Top-level convenience wrapper that orchestrates the complete training-set production pipeline for a single nucleotide category. Depending on the selected nucleotide, it chains the appropriate feature extraction, chunk splitting, filtering, and GAF creation functions into a single call.

Usage

prepare_trainingset(
  nucleotide,
  nanopolish,
  sequencing_summary,
  workspace,
  num_cores = 1,
  basecall_group = "Basecall_1D_000",
  pass_only = TRUE
)

Arguments

nucleotide

Character. One of "A", "C", "G", or "U". Defines the type of signal filtering applied to produce training data for the desired nucleotide context.

nanopolish

Character string. Full path of the .tsv file produced by nanopolish polya.

sequencing_summary

Character string. Full path of the .txt file with the sequencing summary.

workspace

Character string. Full path of the directory containing basecalled multi-Fast5 files.

num_cores

Numeric [1]. Number of physical cores to use. Do not exceed 1 less than the number of cores at your disposal.

basecall_group

Character string ["Basecall_1D_000"]. Name of the level in the Fast5 file hierarchy from which the data should be extracted.

pass_only

Logical [TRUE]. If TRUE, only reads tagged by nanopolish as "PASS" are retained.
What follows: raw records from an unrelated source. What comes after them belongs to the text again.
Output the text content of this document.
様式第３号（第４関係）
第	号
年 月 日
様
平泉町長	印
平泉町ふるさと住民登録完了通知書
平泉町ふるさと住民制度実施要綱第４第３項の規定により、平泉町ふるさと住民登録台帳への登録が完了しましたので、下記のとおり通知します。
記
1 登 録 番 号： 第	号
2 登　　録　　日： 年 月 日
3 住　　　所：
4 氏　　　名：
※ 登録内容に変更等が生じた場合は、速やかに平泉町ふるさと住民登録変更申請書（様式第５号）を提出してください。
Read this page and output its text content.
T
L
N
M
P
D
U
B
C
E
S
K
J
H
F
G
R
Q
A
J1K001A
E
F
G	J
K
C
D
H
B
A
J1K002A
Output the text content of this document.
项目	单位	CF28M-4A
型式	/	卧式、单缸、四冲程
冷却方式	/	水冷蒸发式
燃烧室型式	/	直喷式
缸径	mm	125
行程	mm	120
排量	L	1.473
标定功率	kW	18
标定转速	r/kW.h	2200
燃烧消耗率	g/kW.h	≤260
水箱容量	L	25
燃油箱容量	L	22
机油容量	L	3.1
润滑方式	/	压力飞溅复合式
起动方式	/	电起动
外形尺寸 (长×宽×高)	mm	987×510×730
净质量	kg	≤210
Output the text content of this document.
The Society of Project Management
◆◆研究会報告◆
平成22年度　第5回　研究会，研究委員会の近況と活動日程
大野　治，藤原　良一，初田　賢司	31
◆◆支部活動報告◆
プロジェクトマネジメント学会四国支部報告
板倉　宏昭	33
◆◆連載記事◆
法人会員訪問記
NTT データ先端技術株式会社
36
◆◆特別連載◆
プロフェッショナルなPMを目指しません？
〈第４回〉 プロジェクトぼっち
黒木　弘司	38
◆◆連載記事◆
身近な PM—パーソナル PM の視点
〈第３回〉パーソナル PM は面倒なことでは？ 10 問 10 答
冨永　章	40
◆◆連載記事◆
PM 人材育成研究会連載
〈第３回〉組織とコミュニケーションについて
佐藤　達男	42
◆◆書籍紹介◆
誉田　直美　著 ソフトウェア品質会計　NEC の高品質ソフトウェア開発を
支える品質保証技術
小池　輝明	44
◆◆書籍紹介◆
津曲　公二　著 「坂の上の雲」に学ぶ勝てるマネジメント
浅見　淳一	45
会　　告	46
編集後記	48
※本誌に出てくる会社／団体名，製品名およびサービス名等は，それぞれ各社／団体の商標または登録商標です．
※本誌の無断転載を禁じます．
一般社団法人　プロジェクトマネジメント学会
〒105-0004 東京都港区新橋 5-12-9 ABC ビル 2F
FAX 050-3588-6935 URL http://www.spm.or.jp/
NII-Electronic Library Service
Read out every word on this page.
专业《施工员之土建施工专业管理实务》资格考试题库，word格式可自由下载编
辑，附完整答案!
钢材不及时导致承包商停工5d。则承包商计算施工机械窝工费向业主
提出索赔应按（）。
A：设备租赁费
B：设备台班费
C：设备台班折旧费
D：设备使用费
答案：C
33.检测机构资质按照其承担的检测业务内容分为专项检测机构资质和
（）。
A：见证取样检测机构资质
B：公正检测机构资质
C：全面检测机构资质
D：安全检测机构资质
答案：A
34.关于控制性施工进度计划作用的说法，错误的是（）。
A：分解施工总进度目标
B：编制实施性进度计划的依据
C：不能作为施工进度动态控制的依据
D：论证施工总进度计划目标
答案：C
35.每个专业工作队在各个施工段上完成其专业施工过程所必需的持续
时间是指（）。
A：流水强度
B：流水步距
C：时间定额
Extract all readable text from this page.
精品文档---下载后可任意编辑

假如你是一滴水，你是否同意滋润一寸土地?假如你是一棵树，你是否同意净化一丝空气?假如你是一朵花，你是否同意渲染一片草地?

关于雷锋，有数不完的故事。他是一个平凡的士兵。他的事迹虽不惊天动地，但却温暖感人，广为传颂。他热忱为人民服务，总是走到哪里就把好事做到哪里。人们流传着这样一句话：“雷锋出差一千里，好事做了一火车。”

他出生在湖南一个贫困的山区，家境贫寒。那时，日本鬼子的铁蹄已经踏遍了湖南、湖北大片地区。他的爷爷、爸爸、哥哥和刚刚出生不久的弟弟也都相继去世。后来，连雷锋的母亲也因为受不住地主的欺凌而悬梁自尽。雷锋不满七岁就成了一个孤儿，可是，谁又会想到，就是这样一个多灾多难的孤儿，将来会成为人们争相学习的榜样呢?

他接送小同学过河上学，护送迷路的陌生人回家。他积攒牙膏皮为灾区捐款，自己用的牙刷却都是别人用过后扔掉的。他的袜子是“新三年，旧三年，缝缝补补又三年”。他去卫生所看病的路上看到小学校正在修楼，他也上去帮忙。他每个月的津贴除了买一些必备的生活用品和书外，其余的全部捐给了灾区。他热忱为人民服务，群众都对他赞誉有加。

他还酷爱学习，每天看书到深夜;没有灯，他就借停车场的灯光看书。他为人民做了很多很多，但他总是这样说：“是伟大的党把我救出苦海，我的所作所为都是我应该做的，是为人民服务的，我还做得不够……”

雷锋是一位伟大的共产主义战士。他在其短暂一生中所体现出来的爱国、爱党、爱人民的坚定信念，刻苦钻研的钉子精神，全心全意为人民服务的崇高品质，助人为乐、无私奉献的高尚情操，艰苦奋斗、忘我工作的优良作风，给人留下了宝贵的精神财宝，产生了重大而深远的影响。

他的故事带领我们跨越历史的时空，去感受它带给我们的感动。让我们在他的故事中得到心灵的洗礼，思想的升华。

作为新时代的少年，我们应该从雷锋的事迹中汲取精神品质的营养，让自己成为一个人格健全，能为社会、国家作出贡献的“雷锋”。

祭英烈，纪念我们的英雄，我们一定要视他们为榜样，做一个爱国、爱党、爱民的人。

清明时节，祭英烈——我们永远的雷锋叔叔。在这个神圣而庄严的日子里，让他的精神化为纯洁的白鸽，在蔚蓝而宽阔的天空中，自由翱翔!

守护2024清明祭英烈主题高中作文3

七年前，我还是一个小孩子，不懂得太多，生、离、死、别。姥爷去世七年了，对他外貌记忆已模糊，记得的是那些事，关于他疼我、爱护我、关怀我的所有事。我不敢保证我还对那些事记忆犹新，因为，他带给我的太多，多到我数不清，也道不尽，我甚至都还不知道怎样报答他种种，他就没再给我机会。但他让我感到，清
Otherwise, reads tagged as "PASS" or "SUFFCLIP" are included.

Value

A named list of GAF matrices organised by <read_ID>_<index>. Always assign this returned list to a variable; printing the full list to the console may crash the R session.

Details

The internal pipeline differs by nucleotide:

"A"

Uses the A-only branch: create_tail_feature_list_A \(\rightarrow\) create_tail_chunk_list_A \(\rightarrow\) create_gaf_list_A.

"C"

Uses the non-A branch with value = -1 (valley filtering): create_tail_feature_list_trainingset \(\rightarrow\) create_tail_chunk_list_trainingset \(\rightarrow\) filter_nonA_chunks_trainingset \(\rightarrow\) create_gaf_list.

"G"

Uses the non-A branch with value = 1 (peak filtering).

"U"

Uses the non-A branch with value = -1 (valley filtering), same filter direction as C.

Examples

if (FALSE) { # \dontrun{

prepare_trainingset(
  nucleotide = "A",
  nanopolish = '/path/to/file',
  sequencing_summary = '/path/to/file',
  workspace = '/path/to/guppy/workspace',
  num_cores = 10,
  basecall_group = 'Basecall_1D_000',
  pass_only = TRUE)

} # }